Anyone familar with human history is not surprised by the statistics that reveal that being a journalist/reporter is the most dangerous profession on the planet.
No government whatever their ideology wants journalist nosing around and rooting out the truth and facts about what is really going on in that country.
Our own government has always made a mockery of the Freedom of Information Act by blacking out all information but the date on each page and claiming everything and anything is top secret.
The reason the people are denied the truth is because what is really going on is either illegal or not in the best interest of the people.
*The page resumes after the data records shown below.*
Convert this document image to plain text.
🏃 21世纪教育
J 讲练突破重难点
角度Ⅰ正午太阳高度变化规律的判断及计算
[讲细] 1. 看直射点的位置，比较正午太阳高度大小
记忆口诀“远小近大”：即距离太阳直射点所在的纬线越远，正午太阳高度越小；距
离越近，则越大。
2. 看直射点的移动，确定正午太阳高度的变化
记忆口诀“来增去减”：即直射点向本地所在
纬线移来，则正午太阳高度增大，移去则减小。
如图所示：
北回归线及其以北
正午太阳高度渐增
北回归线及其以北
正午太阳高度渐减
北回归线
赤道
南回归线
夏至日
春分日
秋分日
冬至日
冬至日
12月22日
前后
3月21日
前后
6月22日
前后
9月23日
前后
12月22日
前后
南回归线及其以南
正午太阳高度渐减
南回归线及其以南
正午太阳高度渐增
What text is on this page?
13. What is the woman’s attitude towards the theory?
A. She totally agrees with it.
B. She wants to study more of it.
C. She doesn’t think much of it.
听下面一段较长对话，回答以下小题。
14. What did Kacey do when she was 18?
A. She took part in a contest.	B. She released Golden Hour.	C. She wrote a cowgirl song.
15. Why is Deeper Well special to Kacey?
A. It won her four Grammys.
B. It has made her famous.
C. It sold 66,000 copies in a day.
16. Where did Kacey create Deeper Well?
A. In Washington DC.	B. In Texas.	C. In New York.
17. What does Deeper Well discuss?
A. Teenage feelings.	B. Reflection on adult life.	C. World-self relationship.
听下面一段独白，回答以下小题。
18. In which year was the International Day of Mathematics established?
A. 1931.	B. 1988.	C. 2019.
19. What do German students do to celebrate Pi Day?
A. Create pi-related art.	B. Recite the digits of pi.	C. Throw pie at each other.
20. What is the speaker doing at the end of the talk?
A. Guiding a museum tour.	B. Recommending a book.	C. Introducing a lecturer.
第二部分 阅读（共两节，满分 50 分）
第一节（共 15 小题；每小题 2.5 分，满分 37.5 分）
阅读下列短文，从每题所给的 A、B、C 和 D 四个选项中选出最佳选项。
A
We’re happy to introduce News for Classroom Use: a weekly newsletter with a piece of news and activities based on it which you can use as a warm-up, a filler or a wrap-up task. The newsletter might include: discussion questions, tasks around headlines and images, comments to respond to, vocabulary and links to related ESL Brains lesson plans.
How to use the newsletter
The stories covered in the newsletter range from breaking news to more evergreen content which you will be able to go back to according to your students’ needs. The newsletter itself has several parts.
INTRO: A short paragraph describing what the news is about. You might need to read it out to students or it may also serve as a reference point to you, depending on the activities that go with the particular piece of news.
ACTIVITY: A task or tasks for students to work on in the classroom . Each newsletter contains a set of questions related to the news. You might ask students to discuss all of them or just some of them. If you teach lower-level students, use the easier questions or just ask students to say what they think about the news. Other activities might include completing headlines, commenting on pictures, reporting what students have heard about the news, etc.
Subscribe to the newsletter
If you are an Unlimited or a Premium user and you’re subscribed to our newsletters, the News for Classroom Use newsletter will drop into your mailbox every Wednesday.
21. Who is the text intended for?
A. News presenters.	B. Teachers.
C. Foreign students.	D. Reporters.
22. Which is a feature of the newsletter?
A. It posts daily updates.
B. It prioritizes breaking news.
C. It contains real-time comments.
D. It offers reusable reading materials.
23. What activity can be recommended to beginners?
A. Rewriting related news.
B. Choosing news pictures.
In other countries journalists are often killed, kidnapped, jailed, beaten up and tortured and in this country truth tellers are fired or the corrupt corporate mass news media just ignores them and both of these approaches are equallly effective in preventing the people from getting the truth and the truth is the more secretive a government becomes the more corrupt it becomes.
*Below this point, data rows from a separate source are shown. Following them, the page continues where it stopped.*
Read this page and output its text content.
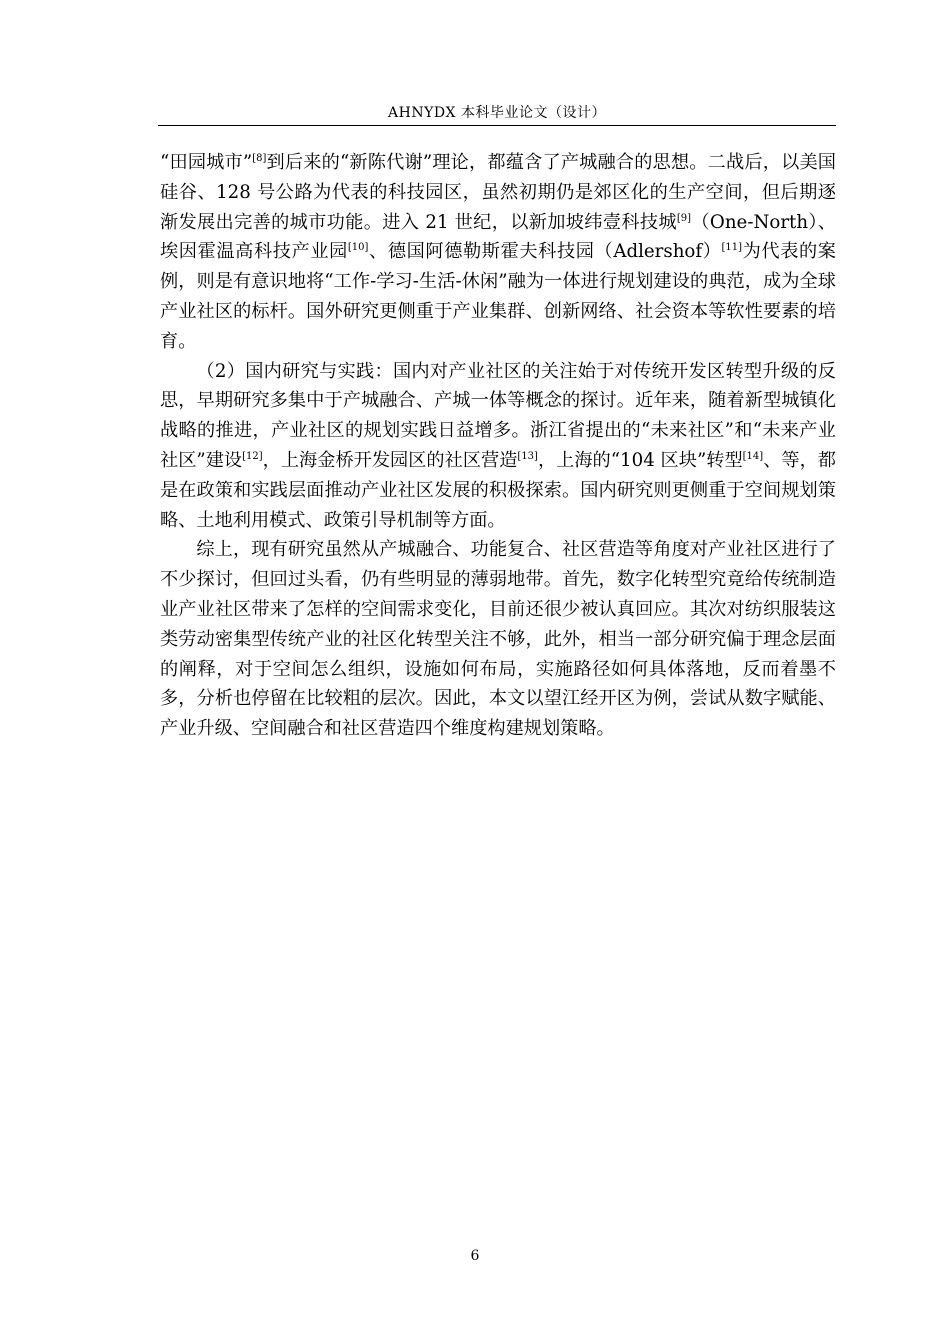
AHNYDX 本科毕业论文（设计）

“田园城市”[8]到后来的“新陈代谢”理论，都蕴含了产城融合的思想。二战后，以美国硅谷、128 号公路为代表的科技园区，虽然初期仍是郊区化的生产空间，但后期逐渐发展出完善的城市功能。进入 21 世纪，以新加坡纬壹科技城[9]（One-North）、埃因霍温高科技产业园[10]、德国阿德勒斯霍夫科技园（Adlershof）[11]为代表的案例，则是有意识地将“工作-学习-生活-休闲”融为一体进行规划建设的典范，成为全球产业社区的标杆。国外研究更侧重于产业集群、创新网络、社会资本等软性要素的培育。

（2）国内研究与实践：国内对产业社区的关注始于对传统开发区转型升级的反思，早期研究多集中于产城融合、产城一体等概念的探讨。近年来，随着新型城镇化战略的推进，产业社区的规划实践日益增多。浙江省提出的“未来社区”和“未来产业社区”建设[12]，上海金桥开发园区的社区营造[13]，上海的“104 区块”转型[14]、等，都是在政策和实践层面推动产业社区发展的积极探索。国内研究则更侧重于空间规划策略、土地利用模式、政策引导机制等方面。

综上，现有研究虽然从产城融合、功能复合、社区营造等角度对产业社区进行了不少探讨，但回过头看，仍有些明显的薄弱地带。首先，数字化转型究竟给传统制造业产业社区带来了怎样的空间需求变化，目前还很少被认真回应。其次对纺织服装这类劳动密集型传统产业的社区化转型关注不够，此外，相当一部分研究偏于理念层面的阐释，对于空间怎么组织，设施如何布局，实施路径如何具体落地，反而着墨不多，分析也停留在比较粗的层次。因此，本文以望江经开区为例，尝试从数字赋能、产业升级、空间融合和社区营造四个维度构建规划策略。

6
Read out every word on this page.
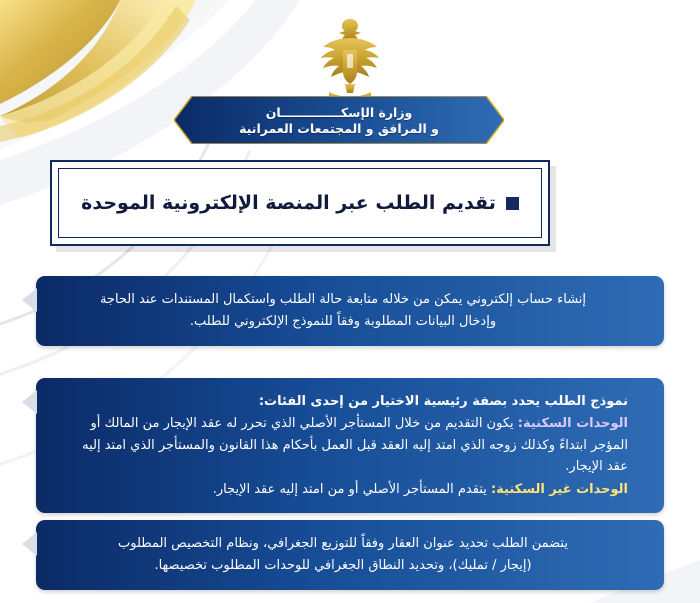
وزارة الإسكــــــــــــــان
و المرافق و المجتمعات العمرانية
تقديم الطلب عبر المنصة الإلكترونية الموحدة

إنشاء حساب إلكتروني يمكن من خلاله متابعة حالة الطلب واستكمال المستندات عند الحاجة

وإدخال البيانات المطلوبة وفقاً للنموذج الإلكتروني للطلب.

نموذج الطلب يحدد بصفة رئيسية الاختيار من إحدى الفئات:

الوحدات السكنية: يكون التقديم من خلال المستأجر الأصلي الذي تحرر له عقد الإيجار من المالك أو المؤجر ابتداءً وكذلك زوجه الذي امتد إليه العقد قبل العمل بأحكام هذا القانون والمستأجر الذي امتد إليه عقد الإيجار.

الوحدات غير السكنية: يتقدم المستأجر الأصلي أو من امتد إليه عقد الإيجار.

يتضمن الطلب تحديد عنوان العقار وفقاً للتوزيع الجغرافي، ونظام التخصيص المطلوب

(إيجار / تمليك)، وتحديد النطاق الجغرافي للوحدات المطلوب تخصيصها.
research 10:37 PM on 4/04/2010
Corrupt power must destroy truth….

WayOutEast 04:46 PM on 4/05/2010
There is a true hopefulness in what Bogosian says. As an Armenian, I’d like to move forward without having to jettison the past, and it’s good to know other Armenians feel that way, too. I’d also like to think that, as an individual, I can impact the world around me; that what I say and do isn’t done in a vacuum. His comment “every single link in the chain is important” speaks to that perfectly.